During these months, gloom often darkens the coastal skies with a layer of marine clouds that form a continuous horizontal gray sheet, often with rain or snow. Coastal clouds may remain all day, but often give way to some hazy afternoon sunshine. The number of overcast days during this period varies from year to year.
When these long plumes of moisture from the tropics or subtropics move into higher latitudes, they’re capable of blasting a firehose of rain and creating hazardous conditions, including flooding and landslides, due to such a large amount of rain over a short period of time. An atmospheric river originating near the Hawaiian Islands is known as a Pineapple Express or Pineapple Connection.
Legendary in San Diego, the phenomenon was described by a British researcher in 1869 as occurring “at the moment of the departure of the sun below the horizon, the last glimpse is coloured bluish green.” Almost nightly, San Diego beachgoers gather at the Pacific’s edge to catch a glimpse of the elusive flash. It is best seen from a few feet above sea level, and becomes compressed to a thin line at the horizon when seen from considerable heights. Blink and you’ll miss it.
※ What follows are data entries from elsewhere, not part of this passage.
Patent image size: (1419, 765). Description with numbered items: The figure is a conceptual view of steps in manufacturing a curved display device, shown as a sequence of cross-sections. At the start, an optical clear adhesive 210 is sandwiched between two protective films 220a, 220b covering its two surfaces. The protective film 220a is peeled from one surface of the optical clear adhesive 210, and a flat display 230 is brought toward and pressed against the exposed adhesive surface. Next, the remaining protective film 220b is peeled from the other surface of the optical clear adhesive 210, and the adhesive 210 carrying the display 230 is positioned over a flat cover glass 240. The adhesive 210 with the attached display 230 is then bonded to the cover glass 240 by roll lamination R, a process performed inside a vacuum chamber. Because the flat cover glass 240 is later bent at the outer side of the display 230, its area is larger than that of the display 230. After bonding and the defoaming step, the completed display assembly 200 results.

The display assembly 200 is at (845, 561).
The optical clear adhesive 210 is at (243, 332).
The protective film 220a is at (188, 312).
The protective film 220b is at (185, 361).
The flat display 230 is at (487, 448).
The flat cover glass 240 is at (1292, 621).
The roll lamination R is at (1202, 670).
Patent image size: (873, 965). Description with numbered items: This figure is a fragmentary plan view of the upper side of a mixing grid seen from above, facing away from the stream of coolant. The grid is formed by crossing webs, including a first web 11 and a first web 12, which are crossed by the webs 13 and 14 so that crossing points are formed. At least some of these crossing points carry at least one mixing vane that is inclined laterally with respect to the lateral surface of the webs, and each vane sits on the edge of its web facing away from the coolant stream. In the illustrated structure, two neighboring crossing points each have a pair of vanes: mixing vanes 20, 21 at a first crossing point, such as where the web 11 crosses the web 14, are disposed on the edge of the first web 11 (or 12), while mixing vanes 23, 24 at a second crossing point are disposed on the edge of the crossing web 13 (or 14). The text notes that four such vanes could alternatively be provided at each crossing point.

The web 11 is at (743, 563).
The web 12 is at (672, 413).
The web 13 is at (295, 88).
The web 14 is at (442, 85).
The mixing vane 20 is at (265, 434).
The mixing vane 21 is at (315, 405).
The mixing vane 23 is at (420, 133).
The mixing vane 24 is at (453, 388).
The town of Ojai in Ventura County offers this memorable experience for tourists and locals alike. The Pink moment is the special time when the sun goes down and the Ojai Valley becomes bathed in muted tones of pink, lavender, and peach. One of the best ways to see the spectacle is by taking a jeep tour high into the mountains behind Ojai.
A summer wind-flow pattern where air with high water vapor content, coming from the Gulf of Mexico, the Gulf of California, or the tropical Pacific south of mainland Mexico, reaches the desert Southwest. It briefly extends to the California coast, resulting in scattered showers and thunderstorms.
A type of offshore flow pattern that occurs in coastal Santa Barbara County when strong winds from the northwest or north occur, producing a brief period of significantly warm, dry weather. These winds typically occur during late-afternoon or early-evening, thus the name “sundowner.”
El Niño occurs when Pacific waters become unusually warm. This usually happens in the winter, and has a major effect on weather patterns. In Southern California, that can mean a wetter winter. In the past, our region has experienced torrential downpours and mudslides as a result of El Niño. However, no two El Niño events are the same, and how we will be affected can’t be fully predicted.
La Niña is described as cooler-than-normal sea-surface temperatures in the central and eastern Pacific, near the equator off the west coast of South America. El Niño is like La Niña’s brother–the totally opposite and attention-grabbing brother. La Niña triggers atmospheric changes that generally favor below-average precipitation and above-average temperatures in the southern band of the U.S. That can be bad news for Southern California, which could miss the winter’s El Niño rains that help ease the drought in much of California.